The speakers and dates for the series have all been confirmed:
October 25 2018, 12.00pm – 1.30pm
Dr Angharad Closs Stephens (Swansea University)
November 29 2018, 12.00pm – 1.30pm
Laura Grace Ford (Royal College of Art)
January 17 2019, 12.00pm – 1.30pm
Dr Ruth Raynor (Newcastle University)
February 21, 12.00pm – 1.30pm
Dr Lauren Elkin (Liverpool University)
March 21, 12.00pm – 1.30pm
Dr Thomas Jellis (Oxford University)
Details of the first seminar of the series are listed below:
Affective Solidarities in the Aftermath of Urban Terror: Reading Teju Cole’s Open City and Hanif Kureishi’s The Black Album
Speaker: Dr Angharad Closs Stephens (Department of Geography, Swansea University)
Date: Thursday 25 October 2018, 12.00pm – 1.30pm
Location: 8.01H, Tower 2, St Clement’s Inn, London WC2A 2AZ
This seminar addresses the emotional life of the city by examining ‘digital structures of feeling’ (Kuntsman, 2012), as witnessed in the aftermath of terrorist attacks in European cities. These include people changing their Facebook profile pictures, and sharing memes and hashtags to demonstrate how they care for others in distant places. Dr Angharad Closs Stephens is interested in these examples for how they address questions about how we mourn some deaths more than others (Cole, 2016: Butler, 2016), as well as for how ideas about ‘the other at risk’ can morph into claims about ‘risky others’ (Amoore and De Goede, 2011). However her main interest here is in contesting the images of place and subjectivity at work in them: where place and subjectivity appear as separate and distinct, and sympathy as something to be extended across distance (Casey, 2013). Given the way in which the urban presents a very different way of understanding our being in the world (Blom-Hansen and Verkaaik, 2009; Shapiro, 2010; Frisby, 2001), Dr Closs Stephens turns to two novels that engage ‘urban atmospheres’ in the aftermath of different histories of ‘terrorism’ to uncover resources for critically addressing contemporary responses to urban violence.

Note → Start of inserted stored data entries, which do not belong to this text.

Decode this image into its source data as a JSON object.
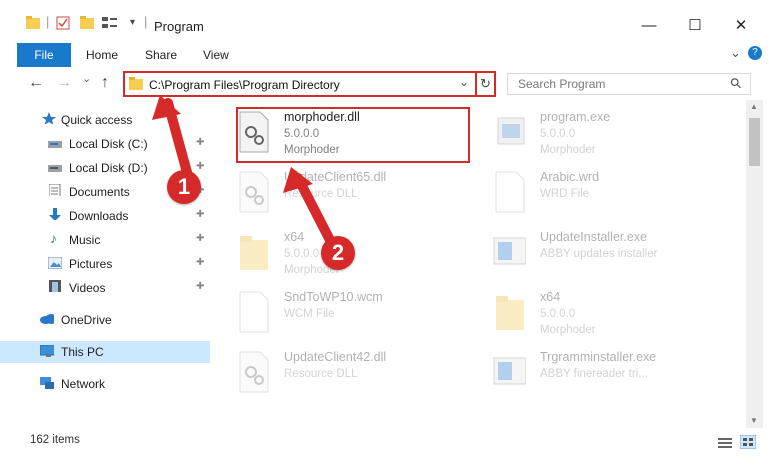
{
  "window": {
    "title": "Program",
    "minimize_glyph": "—",
    "maximize_glyph": "☐",
    "close_glyph": "✕"
  },
  "ribbon": {
    "tabs": [
      "File",
      "Home",
      "Share",
      "View"
    ],
    "collapse_glyph": "⌄",
    "help_glyph": "?"
  },
  "nav": {
    "back_glyph": "←",
    "forward_glyph": "→",
    "recent_glyph": "⌄",
    "up_glyph": "↑",
    "address": "C:\\Program Files\\Program Directory",
    "address_dropdown_glyph": "⌄",
    "refresh_glyph": "↻",
    "search_placeholder": "Search Program",
    "search_glyph": "⚲"
  },
  "sidebar": {
    "items": [
      {
        "label": "Quick access",
        "icon": "star-icon",
        "pinned": false
      },
      {
        "label": "Local Disk (C:)",
        "icon": "drive-icon",
        "pinned": true
      },
      {
        "label": "Local Disk (D:)",
        "icon": "drive-icon",
        "pinned": true
      },
      {
        "label": "Documents",
        "icon": "documents-icon",
        "pinned": true
      },
      {
        "label": "Downloads",
        "icon": "downloads-icon",
        "pinned": true
      },
      {
        "label": "Music",
        "icon": "music-icon",
        "pinned": true
      },
      {
        "label": "Pictures",
        "icon": "pictures-icon",
        "pinned": true
      },
      {
        "label": "Videos",
        "icon": "videos-icon",
        "pinned": true
      },
      {
        "label": "OneDrive",
        "icon": "cloud-icon",
        "pinned": false
      },
      {
        "label": "This PC",
        "icon": "computer-icon",
        "pinned": false
      },
      {
        "label": "Network",
        "icon": "network-icon",
        "pinned": false
      }
    ],
    "pin_glyph": "📌"
  },
  "files": [
    {
      "name": "morphoder.dll",
      "line2": "5.0.0.0",
      "line3": "Morphoder",
      "icon": "dll-icon"
    },
    {
      "name": "program.exe",
      "line2": "5.0.0.0",
      "line3": "Morphoder",
      "icon": "exe-icon"
    },
    {
      "name": "UpdateClient65.dll",
      "line2": "Resource DLL",
      "line3": "",
      "icon": "dll-icon"
    },
    {
      "name": "Arabic.wrd",
      "line2": "WRD File",
      "line3": "",
      "icon": "file-icon"
    },
    {
      "name": "x64",
      "line2": "5.0.0.0",
      "line3": "Morphoder",
      "icon": "folder-icon"
    },
    {
      "name": "UpdateInstaller.exe",
      "line2": "ABBY updates installer",
      "line3": "",
      "icon": "installer-icon"
    },
    {
      "name": "SndToWP10.wcm",
      "line2": "WCM File",
      "line3": "",
      "icon": "file-icon"
    },
    {
      "name": "x64",
      "line2": "5.0.0.0",
      "line3": "Morphoder",
      "icon": "folder-icon"
    },
    {
      "name": "UpdateClient42.dll",
      "line2": "Resource DLL",
      "line3": "",
      "icon": "dll-icon"
    },
    {
      "name": "Trgramminstaller.exe",
      "line2": "ABBY finereader tri...",
      "line3": "",
      "icon": "installer-icon"
    }
  ],
  "status": {
    "item_count": "162 items"
  },
  "callouts": {
    "badge1": "1",
    "badge2": "2",
    "color": "#d62a2a"
  }
}
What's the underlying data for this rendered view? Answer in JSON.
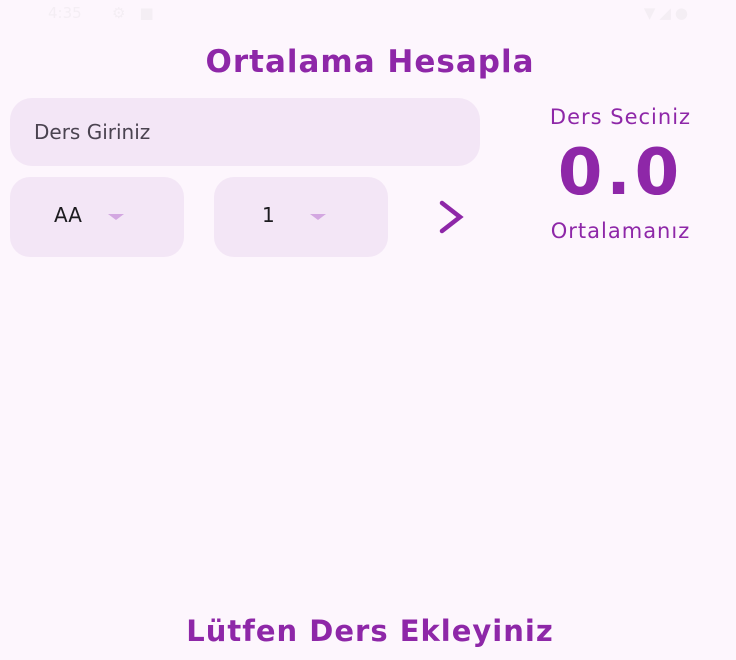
{
  "status_bar": {
    "time": "4:35",
    "icons": [
      "settings-gear-icon",
      "android-robot-icon",
      "wifi-icon",
      "signal-icon",
      "battery-icon"
    ]
  },
  "header": {
    "title": "Ortalama Hesapla"
  },
  "form": {
    "course_placeholder": "Ders Giriniz",
    "grade_selected": "AA",
    "credit_selected": "1"
  },
  "summary": {
    "select_label": "Ders Seciniz",
    "average_value": "0.0",
    "average_label": "Ortalamanız"
  },
  "list": {
    "empty_message": "Lütfen Ders Ekleyiniz"
  },
  "colors": {
    "accent": "#8e27a8",
    "field_background": "#f3e6f6",
    "page_background": "#fdf6fd",
    "caret": "#d3a7e1"
  }
}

In this, she follows the point that literature forms a way of intervening in ‘the way in which the world is visible for us, and in which what is visible can be put into words, and the capacities and incapacities that reveal themselves accordingly’ (Rancière, 2011: 7). Through a discussion of Teju Cole’s Open City (2011), set in New York following 9/11, and Hanif Kureishi’s The Black Album (1995), set in London in 1989, following the fatwa on Salman Rushdie, Dr Closs Stephens will draw out materials that help to critically engage questions of affective solidarity and what it means to care for others both here and elsewhere.